Schalke 04 - Borussia Dortmund „Erwin“ hat’s nicht böse gemeint

Lustiges Finale eines turbulenten Derbys: Das Maskottchen des FC Schalke 04 zückt die Rote Karte. Schiedsrichter Felix Zwayer findet es gar nicht lustig.

Foto: dpa, Witters

Gelsenkirchen. Der Mann war nassgeschwitzt, die Haare klebten auf der Stirn. Und sein Gesichtsausdruck machte deutlich, dass ihn das 1:1 (0:0) im 150. Revierderby zwischen dem FC Schalke 04 und Borussia Dortmund seelisch und körperlich mitgenommen hatte. Holger Becker wollte eigentlich nur schnell raus aus der Schalker Arena. Schließlich hatte er, das menschliche Innenleben von Vereinsmaskottchen „Erwin“, für viele Lacher auf der einen, aber auch für Unverständnis und Ärger auf der anderen Seite gesorgt.

„Erwin“, das Schalker Maskottchen, zu seiner Aktion mit der Roten Karte

Die große Plüschfigur hatte Felix Zwayer unmittelbar nach dem Abpfiff demonstrativ die Rote Karte gezeigt, die von irgendwoher auf den Rasen geflattert war. „Das war überhaupt nicht böse gemeint. Ich wollte sie ihm zurückgeben und würde es nie wagen, eine Schiedsrichter-Entscheidung zu kritisieren“, sagte er im Vorbeigehen und war sich offenbar keiner Schuld bewusst.

Allerdings hatte Zwayer weniger Verständnis für diese vermeintliche Meinungsäußerung und fertigte einen Sonderbericht an. Zu einem „schwebenden Verfahren“ wolle er sich nicht äußern, sagte der Schiedsrichter. Becker alias „Erwin“ könnte also noch Ungemach durch den Deutschen Fußball-Bund (DFB) drohen, ein Novum in der Bundesliga-Geschichte.

Diese eine Szene in der Nachspielzeit hätte die Schalker trotz über weite Strecken deutlicher Unterlegenheit und zwischenzeitlichem Rückstand durch Pierre-Emerick Aubameyang (53.) tatsächlich noch auf die Siegerstraße führen können. Nach einer Hereingabe in der Nachspielzeit sprang BVB-Verteidiger Marc Bartra im Dortmunder Strafraum der Ball vom Fuß an den weit nach oben ausgestreckten Arm. Ein Fall, der sämtliche Experten irritierte und zu keiner einheitlichen Meinung kommen ließ. Zwar besagt die Regel, dass es sich nicht um ein absichtliches Handspiel handelt, wenn der Ball von einem Körperteil abprallt und von dort direkt gegen den Arm des Spielers springt.
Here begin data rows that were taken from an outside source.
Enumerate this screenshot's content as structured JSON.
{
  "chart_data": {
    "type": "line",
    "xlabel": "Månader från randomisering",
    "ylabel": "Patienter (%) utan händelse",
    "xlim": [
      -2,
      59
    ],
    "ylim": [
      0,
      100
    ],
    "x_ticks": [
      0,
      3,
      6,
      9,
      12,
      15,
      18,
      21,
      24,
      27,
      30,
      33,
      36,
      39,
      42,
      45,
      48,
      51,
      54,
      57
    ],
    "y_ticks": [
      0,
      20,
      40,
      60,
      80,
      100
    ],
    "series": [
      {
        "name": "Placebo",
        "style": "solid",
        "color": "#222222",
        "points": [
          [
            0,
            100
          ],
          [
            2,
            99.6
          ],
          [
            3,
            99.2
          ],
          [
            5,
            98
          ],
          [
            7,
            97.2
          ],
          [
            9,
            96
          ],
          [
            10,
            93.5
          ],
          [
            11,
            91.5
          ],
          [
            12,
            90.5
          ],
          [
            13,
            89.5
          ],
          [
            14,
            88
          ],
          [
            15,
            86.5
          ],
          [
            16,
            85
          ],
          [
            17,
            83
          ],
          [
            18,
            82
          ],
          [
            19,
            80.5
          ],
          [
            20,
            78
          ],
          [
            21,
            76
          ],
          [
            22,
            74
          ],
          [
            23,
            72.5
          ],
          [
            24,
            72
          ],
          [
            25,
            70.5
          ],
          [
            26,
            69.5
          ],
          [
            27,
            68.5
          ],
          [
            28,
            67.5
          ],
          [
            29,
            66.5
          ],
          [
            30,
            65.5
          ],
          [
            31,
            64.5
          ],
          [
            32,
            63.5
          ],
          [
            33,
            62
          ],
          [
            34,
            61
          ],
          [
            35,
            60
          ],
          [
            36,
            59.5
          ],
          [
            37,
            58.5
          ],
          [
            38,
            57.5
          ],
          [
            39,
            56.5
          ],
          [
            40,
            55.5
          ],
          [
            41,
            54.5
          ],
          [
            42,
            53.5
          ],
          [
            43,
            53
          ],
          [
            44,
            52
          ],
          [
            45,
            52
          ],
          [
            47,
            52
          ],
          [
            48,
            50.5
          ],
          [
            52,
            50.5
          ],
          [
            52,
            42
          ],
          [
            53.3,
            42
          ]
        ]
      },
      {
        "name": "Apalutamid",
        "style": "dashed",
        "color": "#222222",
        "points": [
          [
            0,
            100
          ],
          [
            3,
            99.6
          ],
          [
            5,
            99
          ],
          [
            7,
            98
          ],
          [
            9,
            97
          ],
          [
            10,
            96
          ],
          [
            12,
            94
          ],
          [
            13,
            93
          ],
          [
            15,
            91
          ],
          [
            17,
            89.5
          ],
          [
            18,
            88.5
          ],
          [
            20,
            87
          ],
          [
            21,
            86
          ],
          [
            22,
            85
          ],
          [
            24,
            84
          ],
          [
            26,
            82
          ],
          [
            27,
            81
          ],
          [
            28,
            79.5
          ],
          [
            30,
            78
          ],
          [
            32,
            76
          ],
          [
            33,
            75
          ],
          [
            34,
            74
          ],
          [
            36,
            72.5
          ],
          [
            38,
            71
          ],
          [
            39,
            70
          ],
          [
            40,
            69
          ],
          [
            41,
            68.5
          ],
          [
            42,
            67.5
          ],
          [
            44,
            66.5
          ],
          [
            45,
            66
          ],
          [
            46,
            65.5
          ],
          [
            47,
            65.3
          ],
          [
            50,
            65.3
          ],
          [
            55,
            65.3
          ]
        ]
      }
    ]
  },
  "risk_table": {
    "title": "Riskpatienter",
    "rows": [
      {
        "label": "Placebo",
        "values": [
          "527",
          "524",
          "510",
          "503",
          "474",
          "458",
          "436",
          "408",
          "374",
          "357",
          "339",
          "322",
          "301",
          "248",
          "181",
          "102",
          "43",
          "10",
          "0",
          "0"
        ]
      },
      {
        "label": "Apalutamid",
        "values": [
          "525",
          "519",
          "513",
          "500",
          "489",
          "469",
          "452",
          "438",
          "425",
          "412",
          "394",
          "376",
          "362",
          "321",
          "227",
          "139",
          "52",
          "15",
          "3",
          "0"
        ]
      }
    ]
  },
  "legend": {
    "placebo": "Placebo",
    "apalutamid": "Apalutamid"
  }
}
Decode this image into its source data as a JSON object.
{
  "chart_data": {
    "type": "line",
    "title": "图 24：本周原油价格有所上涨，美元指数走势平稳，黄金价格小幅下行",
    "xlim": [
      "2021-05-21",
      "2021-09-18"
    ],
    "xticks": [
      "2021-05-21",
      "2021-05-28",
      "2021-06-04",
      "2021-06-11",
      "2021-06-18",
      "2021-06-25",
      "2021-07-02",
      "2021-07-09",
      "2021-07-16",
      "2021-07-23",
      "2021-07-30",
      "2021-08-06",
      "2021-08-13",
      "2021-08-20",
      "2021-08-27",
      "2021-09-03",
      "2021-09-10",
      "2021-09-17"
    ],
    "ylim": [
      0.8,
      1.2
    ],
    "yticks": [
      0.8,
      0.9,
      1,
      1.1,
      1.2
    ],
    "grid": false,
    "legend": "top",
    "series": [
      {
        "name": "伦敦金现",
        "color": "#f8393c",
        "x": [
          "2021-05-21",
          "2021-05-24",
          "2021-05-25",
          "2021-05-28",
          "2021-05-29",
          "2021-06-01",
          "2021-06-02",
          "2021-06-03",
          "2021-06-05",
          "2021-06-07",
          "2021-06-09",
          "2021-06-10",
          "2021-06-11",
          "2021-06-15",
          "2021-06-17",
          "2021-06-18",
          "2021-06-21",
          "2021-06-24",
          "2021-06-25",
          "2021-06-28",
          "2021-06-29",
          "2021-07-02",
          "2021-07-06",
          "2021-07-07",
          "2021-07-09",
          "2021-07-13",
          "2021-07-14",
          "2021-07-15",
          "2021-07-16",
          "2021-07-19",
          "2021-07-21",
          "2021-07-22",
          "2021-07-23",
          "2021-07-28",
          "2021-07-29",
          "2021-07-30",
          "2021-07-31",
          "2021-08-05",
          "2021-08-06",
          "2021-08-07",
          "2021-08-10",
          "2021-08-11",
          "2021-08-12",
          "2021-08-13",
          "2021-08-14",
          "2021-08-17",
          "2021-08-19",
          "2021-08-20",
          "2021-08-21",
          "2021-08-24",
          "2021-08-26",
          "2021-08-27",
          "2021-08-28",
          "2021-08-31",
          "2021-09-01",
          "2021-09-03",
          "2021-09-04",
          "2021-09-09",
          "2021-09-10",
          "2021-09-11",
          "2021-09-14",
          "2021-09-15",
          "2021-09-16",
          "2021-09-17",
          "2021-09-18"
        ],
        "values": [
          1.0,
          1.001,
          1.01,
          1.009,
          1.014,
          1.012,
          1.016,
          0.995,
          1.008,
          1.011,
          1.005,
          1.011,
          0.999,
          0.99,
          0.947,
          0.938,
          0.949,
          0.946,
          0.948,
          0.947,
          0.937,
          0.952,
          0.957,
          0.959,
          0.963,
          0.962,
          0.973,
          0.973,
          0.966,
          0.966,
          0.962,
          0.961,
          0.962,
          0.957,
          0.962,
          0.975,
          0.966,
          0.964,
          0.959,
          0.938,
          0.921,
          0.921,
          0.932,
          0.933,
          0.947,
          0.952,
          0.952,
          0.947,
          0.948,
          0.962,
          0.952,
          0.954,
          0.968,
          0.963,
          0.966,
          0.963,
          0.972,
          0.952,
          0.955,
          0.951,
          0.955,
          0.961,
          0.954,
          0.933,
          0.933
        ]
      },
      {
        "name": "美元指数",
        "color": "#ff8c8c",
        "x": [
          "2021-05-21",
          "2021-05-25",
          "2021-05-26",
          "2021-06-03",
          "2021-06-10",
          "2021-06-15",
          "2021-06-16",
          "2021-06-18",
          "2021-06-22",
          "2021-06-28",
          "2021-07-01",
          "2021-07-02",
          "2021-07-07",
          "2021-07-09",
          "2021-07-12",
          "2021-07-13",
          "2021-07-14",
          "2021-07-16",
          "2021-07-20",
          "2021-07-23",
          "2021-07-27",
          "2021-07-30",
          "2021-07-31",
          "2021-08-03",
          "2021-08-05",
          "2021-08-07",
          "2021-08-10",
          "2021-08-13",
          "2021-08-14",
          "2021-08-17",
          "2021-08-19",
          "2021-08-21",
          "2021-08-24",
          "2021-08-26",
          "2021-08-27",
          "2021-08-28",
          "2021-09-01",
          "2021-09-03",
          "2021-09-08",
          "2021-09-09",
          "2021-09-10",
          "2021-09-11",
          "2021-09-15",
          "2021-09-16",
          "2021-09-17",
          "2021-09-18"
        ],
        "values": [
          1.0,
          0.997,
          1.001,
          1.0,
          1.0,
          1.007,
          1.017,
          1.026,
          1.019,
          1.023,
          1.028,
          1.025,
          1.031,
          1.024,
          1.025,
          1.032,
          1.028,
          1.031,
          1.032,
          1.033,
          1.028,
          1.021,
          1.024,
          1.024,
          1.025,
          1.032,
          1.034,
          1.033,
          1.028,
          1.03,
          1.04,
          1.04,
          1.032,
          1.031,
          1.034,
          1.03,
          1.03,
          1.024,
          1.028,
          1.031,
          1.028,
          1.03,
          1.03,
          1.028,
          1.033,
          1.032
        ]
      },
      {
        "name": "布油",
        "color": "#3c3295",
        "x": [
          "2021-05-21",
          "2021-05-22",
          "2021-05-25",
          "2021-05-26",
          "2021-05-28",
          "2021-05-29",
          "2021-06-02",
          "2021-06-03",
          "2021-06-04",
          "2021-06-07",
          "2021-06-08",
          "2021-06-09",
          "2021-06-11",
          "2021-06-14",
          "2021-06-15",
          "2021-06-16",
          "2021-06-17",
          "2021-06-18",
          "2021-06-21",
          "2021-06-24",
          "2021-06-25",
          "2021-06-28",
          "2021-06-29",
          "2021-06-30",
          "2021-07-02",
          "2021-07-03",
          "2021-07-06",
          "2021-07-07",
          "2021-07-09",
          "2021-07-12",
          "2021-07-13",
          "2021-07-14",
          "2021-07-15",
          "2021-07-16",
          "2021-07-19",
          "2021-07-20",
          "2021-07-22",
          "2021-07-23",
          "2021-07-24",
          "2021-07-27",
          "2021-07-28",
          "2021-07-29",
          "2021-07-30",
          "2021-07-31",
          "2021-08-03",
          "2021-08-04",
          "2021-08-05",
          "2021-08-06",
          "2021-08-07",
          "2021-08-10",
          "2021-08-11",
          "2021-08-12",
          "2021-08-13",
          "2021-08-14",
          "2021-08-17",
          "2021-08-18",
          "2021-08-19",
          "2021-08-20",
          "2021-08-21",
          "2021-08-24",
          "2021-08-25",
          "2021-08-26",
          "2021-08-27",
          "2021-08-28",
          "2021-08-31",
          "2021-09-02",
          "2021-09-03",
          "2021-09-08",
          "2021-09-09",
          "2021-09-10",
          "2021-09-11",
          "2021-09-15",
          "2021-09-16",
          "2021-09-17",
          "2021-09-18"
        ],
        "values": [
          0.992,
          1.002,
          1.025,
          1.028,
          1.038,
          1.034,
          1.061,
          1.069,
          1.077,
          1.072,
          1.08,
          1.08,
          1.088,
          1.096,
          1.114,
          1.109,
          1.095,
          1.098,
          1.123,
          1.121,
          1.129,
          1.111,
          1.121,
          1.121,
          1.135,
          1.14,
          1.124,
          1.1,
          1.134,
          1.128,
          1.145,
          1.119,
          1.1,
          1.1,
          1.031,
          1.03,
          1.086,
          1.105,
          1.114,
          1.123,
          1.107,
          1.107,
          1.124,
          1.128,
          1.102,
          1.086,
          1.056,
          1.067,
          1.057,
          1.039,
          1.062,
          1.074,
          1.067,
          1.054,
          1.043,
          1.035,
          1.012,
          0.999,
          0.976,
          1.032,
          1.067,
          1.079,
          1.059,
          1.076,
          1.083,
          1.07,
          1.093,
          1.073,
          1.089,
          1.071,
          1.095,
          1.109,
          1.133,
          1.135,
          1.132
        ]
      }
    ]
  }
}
Allerdings stellte sich in diesem speziellen Fall die Frage, ob der Spanier aufgrund der großen Entfernung zwischen Fuß und Arm nicht doch noch hätte reagieren können.

Die Schalker hatten jedenfalls eine eindeutige Meinung zur „Causa Bartra“. Markus Weinzierl echauffierte sich derart an der Seitenlinie, dass der vierte Schiedsrichter trotz vehementen körperlichen Einsatzes große Mühe hatte, den Trainer am Betreten des Spielfeldes zu hindern. Weinzierl wurde daraufhin von Zwayer auf die Tribüne verbannt, was ihm in jedem Fall eine Strafe der DFB einbringen wird.

Immerhin einen Punkt konnten die Schalker trotz ihrer gefühlten Benachteiligung nach einer spielerisch limitierten, aber kämpferisch überzeugenden Leistung für sich verbuchen. Und die Klub-Verantwortlichen dürften sich besonders darüber gefreut haben, dass das 20 Jahre alte Verteidiger-Talent Thilo Kehrer, das wie so viele außergewöhnliche Spieler in den vergangenen Jahren aus der vereinseigenen Knappenschmiede stammt, mit seinem ersten Bundesliga-Treffer zum Ausgleich (77.) seine starke Leistung krönte. Kehrer hatte es erst vor kurzem geschafft, sich in die erste Elf zu spielen.

Die Schalker liegen derzeit nur noch drei Punkte entfernt von einem Tabellenplatz, der zur internationalen Teilnahme berechtigt. Jetzt haben sie wieder gute Chancen, eine Saison zu retten, die bereits völlig verkorkst zu sein schien. Und auch „Erwin“ darf Hoffnung haben. Sollte das Maskottchen tatsächlich zu einer Geldstrafe verurteilt werden, dann „werden wir Spieler uns sicher was einfallen lassen und ihn unterstützen“, kündigte Schalke-Angreifer Guido Burgstaller mit einem breiten Lächeln an.